LookingOutwards-05

While I (along with the rest of the world) am very familiar with Frozen, I’d never really looked into how they animated the movie. I knew it was CGI, and I knew the basics of how they created the people in the movie, but I had ignored one major aspect: the snow.

Since their creation of Snow White and the Seven Dwarves in 1937, Disney has studied movement in order to create realistic-looking animation. With Snow White, it was studying the movements of a young woman, like walking and dancing; with The Lion King it was studying how lions move; and with Frozen, it was the movement of snow.

There was no software ready-made that would create the visual effects with snow that they wanted, so they had to start from scratch. They assembled a team of people (led by art director Michael Giaimo) to go study snow and figure out how to recreate it. Not only was it a new concept to tackle, it was a complicated one – snow comes in a huge number of varieties: powdery snow, wet snow, icy snow, etc. They had to figure out things like how snowballs looked when thrown against a wall and what it looks like to walk through the snow in a long skirt. While they didn’t have much time to make the deadline, Giaimo and his team put in considerable effort in making the snow look like it belonged in “a believable world.”
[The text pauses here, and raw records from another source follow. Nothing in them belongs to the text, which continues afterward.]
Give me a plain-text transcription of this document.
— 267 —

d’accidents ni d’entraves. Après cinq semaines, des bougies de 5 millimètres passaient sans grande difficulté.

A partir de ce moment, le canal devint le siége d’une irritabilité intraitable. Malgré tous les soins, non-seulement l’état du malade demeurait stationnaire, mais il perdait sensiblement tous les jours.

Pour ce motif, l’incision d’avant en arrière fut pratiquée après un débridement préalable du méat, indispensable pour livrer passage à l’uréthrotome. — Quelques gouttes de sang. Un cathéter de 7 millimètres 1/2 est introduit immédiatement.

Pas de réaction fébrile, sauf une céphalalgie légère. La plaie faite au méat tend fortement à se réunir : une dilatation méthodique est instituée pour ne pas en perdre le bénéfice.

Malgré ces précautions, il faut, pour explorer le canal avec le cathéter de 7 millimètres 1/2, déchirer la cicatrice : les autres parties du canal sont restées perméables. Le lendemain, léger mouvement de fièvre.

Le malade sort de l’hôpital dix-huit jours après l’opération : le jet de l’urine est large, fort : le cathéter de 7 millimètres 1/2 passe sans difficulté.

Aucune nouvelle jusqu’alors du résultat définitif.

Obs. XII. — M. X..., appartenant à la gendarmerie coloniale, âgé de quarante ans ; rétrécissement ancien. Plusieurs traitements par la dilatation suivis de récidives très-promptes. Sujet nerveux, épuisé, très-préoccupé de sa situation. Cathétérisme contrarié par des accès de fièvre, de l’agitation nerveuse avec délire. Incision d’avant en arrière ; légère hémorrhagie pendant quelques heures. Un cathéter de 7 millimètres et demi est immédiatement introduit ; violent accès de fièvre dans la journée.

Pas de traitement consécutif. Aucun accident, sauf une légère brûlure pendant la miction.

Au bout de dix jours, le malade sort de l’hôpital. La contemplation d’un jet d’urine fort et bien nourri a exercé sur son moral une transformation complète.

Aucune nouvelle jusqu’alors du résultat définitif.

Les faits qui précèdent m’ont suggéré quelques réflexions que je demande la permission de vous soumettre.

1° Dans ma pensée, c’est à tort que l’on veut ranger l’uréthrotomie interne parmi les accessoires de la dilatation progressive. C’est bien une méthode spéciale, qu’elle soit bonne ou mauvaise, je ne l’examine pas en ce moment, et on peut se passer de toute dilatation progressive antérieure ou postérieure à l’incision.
The art team also went to Quebec, Canada to visit the Ice Hotel as part of their research.
The art team also went to Quebec, Canada to visit the Ice Hotel as part of their research.

The above video includes an explanation of the algorithms used (which I fully admit I do not understand at all) as well as shots of the animation in action. It even includes formulas above some of the animations, often side-by-side, to show how changing certain variables effects how the snow looks.

Frozen was released in 2013 and was produced by Peter Del Vecho.